State Auditors: Morgan State Financial Aid, Contract Management Discrepancies Total Millions

A new report issued by the Maryland Office of Legislative Audit says that a lack of internal controls and executive oversight at Morgan State University resulted in millions in vendor payments for services not rendered, unclaimed federal student financial aid funds and scholarships awarded to ineligible students between 2013 and 2017.

The report outlines 17 total findings against the university, which also says that the university failed to properly administer receivables from grants, and to protect student data in electronic systems.


According to the report, 40 students admitted into the MSU Honors College in 2015 received more than $244,000 in scholarship awards, despite being ineligible for admission into the program as mandated by Board of Regents’ Grade Point Average and SAT score requirements.

This discrepancy was consistent with a regular failure by the university to reconcile financial aid awards from federal funding disbursement programs between 2014 and 2017. Auditors specifically noted a $1.6 million gap between awards and available federal funds in 2016.

From the report:

We also tested four MSU reimbursement requests submitted to DoE in September 2016 through November 2016, totaling $9.1 million (including two requests submitted for one of the aforementioned months for which there were no documented reconciliations), and found that MSU did not recover all the amounts disbursed to the students. This condition appeared to be due to differences between DoE’s records and MSU’s automated system, which should have been identified if MSU had performed the appropriate reconciliations.
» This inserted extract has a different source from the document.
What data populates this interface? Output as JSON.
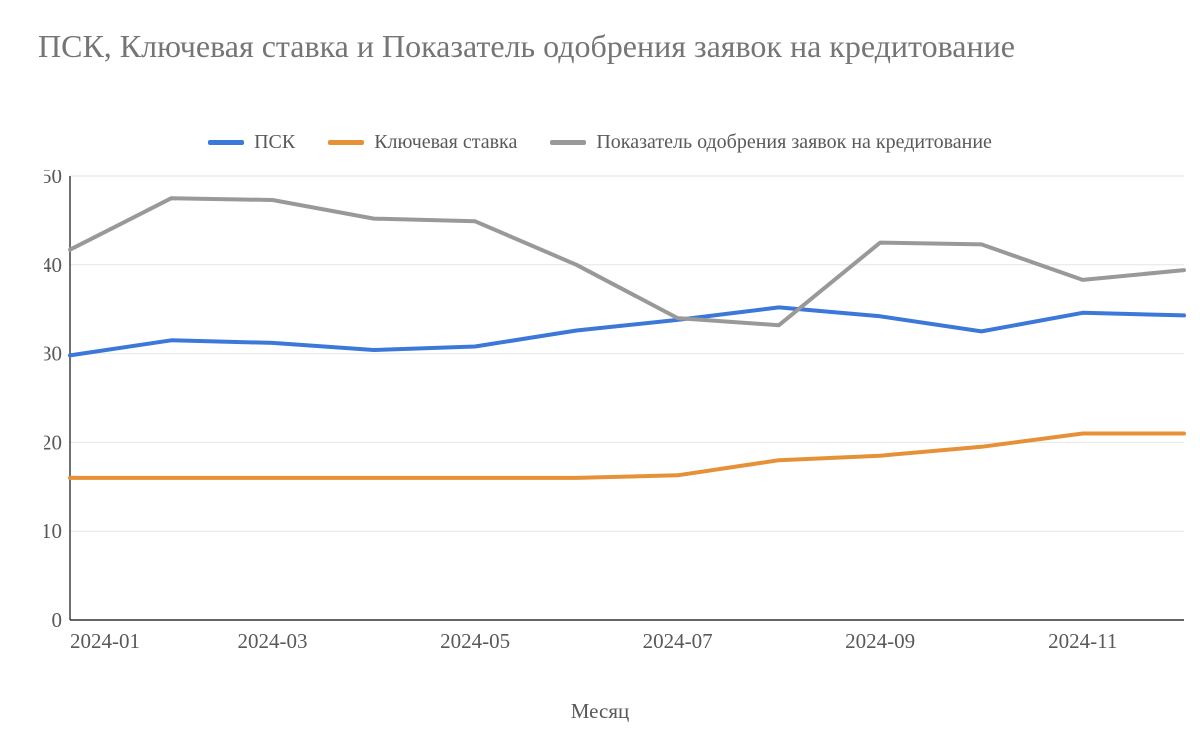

MSU had distributed $10.7 million to students, but only requested reimbursement for the $9.1 million of the aid previously approved by the [US Department of Education]. The $1.6 million difference was subsequently recovered by MSU.

Contract Administration

Morgan State officials paid more than $2.2 million for personnel and services of a food service vendor that were never provided to the university, mostly through position vacancies and incorrect calculations of fee increases.

In response to our request, the vendor provided us the staffing data for the key management employees. Our review of these data disclosed several vacancies, certain of which were for extended periods. For example, one position had been vacant beginning one week after the start of the contract term. We estimated that MSU could have reduced vendor payments by approximately $1.2 million for seven vacant management positions during the period from July 1, 2014 to June 30, 2017. MSU management stated that certain of these positions were removed during initial contract negotiations, but could not provide us with documentation of these changes to the contract.

The report continued,

MSU allowed the vendor to increase its fee without obtaining and reviewing justification for the increases, certain of which were not consistent with the contract. Contract language provided for MSU to pay the vendor a set weekly fee for the students enrolled in meal plans each semester. The fee was subject to modification annually based on changes in the applicable consumer price index (CPI), and for other reasons if the reasons were deemed justified by MSU.

However, MSU could not document that it reviewed the CPI prior to approving vendor fee increases. We noted that MSU approved CPI-related increases in the fee which ranged from 1.2 percent to 4 percent that were not consistent with the change in CPI. For example, MSU approved a 4 percent rate increase for fiscal year 2015 when the applicable CPI increase was only 0.8 percent. MSU could not provide documentation supporting or justifying those fee increases. Based on our estimates, these unsupported fee changes, beyond actual CPI increases, resulted in MSU paying the vendor an additional $962,000 during fiscal years 2015 through 2018.

In their response to the auditors report, Morgan State officials concurred with each of the 17 findings and provided commitments to resolve each of the issues. But auditors took the additional step of describing how each of the several steps were only rectified as a result of the auditors’ reporting, and that the university was unable to provide proof of correction for many of the issues.

The state auditors’ report comes two months after Morgan State officials released an internal audit of the university’s finances, which showed sound operability according to MSU President David Wilson.

That audit also showed a fundraising drop of more than $2 million between 2017 and 2018, with an increase of more than $500,000 in operational expenses for the MSU Foundation.

“It is very encouraging to know that the people, policies and procedures that we have in place to govern our operations and finances continue to provide Morgan with a stable foundation as we navigate the many challenges often faced throughout today’s higher education landscape,” said Morgan President David Wilson. “Having a clean financial audit statement strengthens our position and provides us with the confidence to make decisions that will prepare Morgan for future success.”